22.000 postes vacants

Placé sous le thème "Nouveaux souffles", le 73e congrès de la FNTR a largement été consacré à la pénurie de main d'œuvre dans la filière. L’occasion pour Jean-Christophe Pic d’épingler "les délais invraisemblables de délivrance des permis de conduire" ainsi que "les bugs de l’Agence nationale des titres sécurisés (ANTS)" pour l’obtention des permis et cartes grises.
Alors que la démarche Tremplin sera reconduite en 2019, la profession recense toujours 22.000 postes vacants et annonce une prochaine communication en direction du grand public. En parallèle, les transporteurs sont invités à transmettre davantage leurs offres à Pôle emploi. "Si en effet 86 % des offres proposées à Pôle emploi trouvent preneurs, seulement un tiers des offres de la profession lui sont transmises", déplore Élisabeth Borne.

"Pour le paquet Mobilité, mieux vaut pas d'accord qu'un mauvais accord"

Dénonçant la requalification des entrepôts logistiques en sites industriels avec pour effet de démultiplier la taxe foncière et de soumettre les transporteurs à des redressements fiscaux, la FNTR est revenue sur la fin de l'exonération sur le gasoil non routier (GNR). Pour les transporteurs sous température dirigée qui l’utilisent pour alimenter leurs groupes frigorifiques, "elle revient à tripler le coût de ce poste. Nous demandons à bénéficier du même régime d’exception que le monde agricole car il s’agit de transports agroalimentaires".
 
Paquet Mobilité et Brexit

S’agissant des négociations à Bruxelles autour du paquet Mobilité sur le cabotage, le détachement, les temps de conduite et de repos, Élisabeth Borne a rappellé la position de la France en ligne avec celle de la FNTR. Au sein de l’Alliance du routier, elle "défend un modèle permettant de lutter contre la fraude et le dumping social" avec "des contrôles plus efficaces et mieux coordonnés, la dématérialisation des documents et la numérisation permise par le tachygraphe de deuxième génération". Pour le cabotage, "l’application des règles de détachement dès la première heure et l’introduction d’une période de carence entre deux périodes de cabotage" avec retour du camion et de son conducteur résument la position française.
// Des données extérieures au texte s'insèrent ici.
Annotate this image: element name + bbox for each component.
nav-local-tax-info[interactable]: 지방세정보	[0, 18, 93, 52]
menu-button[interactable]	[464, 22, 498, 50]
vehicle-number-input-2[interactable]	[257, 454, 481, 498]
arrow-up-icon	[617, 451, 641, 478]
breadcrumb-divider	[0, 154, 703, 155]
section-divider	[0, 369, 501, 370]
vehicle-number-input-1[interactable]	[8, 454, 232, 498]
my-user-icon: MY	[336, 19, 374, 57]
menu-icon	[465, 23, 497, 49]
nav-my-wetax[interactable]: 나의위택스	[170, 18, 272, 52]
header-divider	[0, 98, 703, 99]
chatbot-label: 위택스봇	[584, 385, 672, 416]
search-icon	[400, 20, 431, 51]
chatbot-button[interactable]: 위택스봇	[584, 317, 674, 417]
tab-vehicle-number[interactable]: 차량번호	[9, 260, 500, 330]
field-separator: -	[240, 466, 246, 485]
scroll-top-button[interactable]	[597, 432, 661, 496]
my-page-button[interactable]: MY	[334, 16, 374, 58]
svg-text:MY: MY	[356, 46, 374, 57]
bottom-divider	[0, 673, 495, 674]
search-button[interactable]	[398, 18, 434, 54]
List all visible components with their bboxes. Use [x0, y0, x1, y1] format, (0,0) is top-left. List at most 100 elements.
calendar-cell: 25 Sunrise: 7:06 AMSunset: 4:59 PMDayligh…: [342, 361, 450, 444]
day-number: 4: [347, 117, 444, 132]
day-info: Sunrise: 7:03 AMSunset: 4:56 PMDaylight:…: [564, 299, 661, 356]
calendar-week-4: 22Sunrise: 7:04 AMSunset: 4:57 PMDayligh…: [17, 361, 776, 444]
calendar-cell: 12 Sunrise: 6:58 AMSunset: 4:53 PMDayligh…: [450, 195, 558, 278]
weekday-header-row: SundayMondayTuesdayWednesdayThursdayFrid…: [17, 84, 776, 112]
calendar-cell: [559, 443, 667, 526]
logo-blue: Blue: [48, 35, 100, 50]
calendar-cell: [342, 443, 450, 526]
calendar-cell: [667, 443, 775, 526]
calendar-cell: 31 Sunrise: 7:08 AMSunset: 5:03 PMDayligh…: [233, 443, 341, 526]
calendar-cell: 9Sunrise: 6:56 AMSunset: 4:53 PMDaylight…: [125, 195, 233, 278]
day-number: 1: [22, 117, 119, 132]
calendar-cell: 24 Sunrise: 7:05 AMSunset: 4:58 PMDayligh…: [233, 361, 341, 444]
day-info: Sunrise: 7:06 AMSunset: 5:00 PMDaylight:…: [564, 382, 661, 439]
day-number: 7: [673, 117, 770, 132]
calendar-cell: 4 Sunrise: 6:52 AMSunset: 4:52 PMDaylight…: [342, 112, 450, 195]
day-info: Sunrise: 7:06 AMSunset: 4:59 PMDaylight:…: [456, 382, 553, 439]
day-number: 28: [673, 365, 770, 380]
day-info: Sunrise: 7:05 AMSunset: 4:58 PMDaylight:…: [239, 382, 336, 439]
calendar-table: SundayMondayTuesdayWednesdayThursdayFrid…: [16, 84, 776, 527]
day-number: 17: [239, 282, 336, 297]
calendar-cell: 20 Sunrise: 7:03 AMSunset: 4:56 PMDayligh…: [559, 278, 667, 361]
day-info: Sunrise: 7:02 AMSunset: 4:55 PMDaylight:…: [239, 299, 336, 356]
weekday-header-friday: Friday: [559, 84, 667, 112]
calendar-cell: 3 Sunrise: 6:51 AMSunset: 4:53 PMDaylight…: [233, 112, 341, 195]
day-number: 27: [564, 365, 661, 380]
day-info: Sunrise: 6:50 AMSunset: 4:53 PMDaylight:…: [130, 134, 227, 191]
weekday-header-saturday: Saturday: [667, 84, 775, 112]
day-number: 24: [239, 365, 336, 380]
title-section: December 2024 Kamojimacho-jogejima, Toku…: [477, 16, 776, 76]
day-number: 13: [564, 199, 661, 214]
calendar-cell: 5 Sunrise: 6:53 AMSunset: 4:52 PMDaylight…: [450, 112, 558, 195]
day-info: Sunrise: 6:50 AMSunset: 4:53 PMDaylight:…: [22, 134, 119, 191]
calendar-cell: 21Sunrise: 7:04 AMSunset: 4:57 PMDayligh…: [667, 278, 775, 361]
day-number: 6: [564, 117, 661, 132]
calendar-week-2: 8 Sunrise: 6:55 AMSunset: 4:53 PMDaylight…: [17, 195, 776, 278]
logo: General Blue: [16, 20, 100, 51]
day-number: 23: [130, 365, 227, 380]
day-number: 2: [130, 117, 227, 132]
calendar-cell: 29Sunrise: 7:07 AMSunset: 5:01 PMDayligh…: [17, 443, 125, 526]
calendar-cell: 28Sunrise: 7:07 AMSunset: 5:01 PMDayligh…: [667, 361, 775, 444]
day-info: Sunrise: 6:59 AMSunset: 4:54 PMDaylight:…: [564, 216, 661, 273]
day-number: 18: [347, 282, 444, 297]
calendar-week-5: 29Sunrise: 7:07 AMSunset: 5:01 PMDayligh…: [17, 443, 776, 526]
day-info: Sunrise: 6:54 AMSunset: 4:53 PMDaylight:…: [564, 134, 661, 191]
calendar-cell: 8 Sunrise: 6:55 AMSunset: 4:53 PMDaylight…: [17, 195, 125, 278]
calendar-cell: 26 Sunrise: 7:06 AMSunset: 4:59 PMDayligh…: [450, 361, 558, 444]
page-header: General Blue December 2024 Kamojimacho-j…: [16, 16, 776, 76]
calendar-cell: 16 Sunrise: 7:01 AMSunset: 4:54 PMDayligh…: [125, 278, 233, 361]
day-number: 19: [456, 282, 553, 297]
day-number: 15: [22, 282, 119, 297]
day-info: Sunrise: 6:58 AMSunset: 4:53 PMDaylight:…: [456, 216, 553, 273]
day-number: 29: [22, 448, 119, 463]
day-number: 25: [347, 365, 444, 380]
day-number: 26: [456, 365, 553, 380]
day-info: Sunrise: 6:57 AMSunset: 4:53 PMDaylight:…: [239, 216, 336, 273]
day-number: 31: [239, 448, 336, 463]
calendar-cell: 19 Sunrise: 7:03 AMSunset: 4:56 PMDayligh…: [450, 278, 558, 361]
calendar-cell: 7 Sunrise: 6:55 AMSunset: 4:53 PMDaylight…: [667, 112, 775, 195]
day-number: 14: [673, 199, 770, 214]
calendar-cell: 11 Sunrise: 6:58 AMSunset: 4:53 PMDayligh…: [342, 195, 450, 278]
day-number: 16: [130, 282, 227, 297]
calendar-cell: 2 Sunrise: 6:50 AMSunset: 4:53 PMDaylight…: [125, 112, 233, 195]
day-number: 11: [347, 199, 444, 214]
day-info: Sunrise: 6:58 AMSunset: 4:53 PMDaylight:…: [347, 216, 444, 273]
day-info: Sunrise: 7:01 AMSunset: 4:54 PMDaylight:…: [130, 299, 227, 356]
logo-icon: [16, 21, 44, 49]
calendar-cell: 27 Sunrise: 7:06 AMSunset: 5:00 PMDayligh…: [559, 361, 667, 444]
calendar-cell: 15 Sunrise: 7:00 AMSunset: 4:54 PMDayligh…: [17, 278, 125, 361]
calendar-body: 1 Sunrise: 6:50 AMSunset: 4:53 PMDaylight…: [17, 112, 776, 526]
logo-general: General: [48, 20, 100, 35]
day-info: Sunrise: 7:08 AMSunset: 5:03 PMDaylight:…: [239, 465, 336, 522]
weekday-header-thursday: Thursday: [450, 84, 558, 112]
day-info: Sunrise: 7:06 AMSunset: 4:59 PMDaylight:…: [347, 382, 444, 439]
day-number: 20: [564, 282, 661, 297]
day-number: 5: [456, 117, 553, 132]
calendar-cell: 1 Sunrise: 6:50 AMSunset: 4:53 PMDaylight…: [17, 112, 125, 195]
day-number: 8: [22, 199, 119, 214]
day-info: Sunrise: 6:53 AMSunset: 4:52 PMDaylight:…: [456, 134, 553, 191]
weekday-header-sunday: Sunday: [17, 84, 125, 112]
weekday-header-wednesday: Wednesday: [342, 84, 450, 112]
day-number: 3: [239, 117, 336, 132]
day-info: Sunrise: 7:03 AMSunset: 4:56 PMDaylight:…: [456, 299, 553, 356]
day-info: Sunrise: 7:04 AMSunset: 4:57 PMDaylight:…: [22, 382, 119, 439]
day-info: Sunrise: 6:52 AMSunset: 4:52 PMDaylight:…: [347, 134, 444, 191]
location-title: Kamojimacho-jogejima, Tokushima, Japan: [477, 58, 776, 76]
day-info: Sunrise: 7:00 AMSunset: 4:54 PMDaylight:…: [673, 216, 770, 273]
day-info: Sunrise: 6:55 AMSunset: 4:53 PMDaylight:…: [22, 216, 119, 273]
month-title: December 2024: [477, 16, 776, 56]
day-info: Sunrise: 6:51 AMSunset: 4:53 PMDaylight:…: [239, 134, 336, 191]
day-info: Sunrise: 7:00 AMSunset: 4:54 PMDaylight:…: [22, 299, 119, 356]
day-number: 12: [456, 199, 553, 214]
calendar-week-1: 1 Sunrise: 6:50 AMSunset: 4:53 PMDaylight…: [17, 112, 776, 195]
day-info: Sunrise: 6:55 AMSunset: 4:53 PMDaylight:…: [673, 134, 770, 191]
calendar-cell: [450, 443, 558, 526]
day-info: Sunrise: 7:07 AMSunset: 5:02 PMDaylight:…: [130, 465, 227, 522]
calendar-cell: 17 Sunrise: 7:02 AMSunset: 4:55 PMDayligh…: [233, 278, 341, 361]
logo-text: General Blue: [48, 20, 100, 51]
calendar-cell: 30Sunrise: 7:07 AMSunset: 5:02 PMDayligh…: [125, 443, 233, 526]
La ministre a assuré : "Nous préférons ne pas avoir d’accord plutôt que d’endosser un mauvais accord".
Face au risque d’une sortie sèche de l'UE du Royaume-Uni le 29 mars 2019, la ministre encourage les transporteurs à se préparer au rétablissement des procédures douanières "qui seront largement dématérialisées en amont du franchissement des frontières". De son côté, le ministère de l’Agriculture préparerait l'adaptation des contrôles phytosanitaires et vétérinaires. Pour toutes les questions des entreprises relatives au Brexit, Vincent Pourquery de Boisserin a été nommé coordinateur interministériel par le gouvernement. "N’hésitez pas à le saisir", a lancé Élisabeth Borne.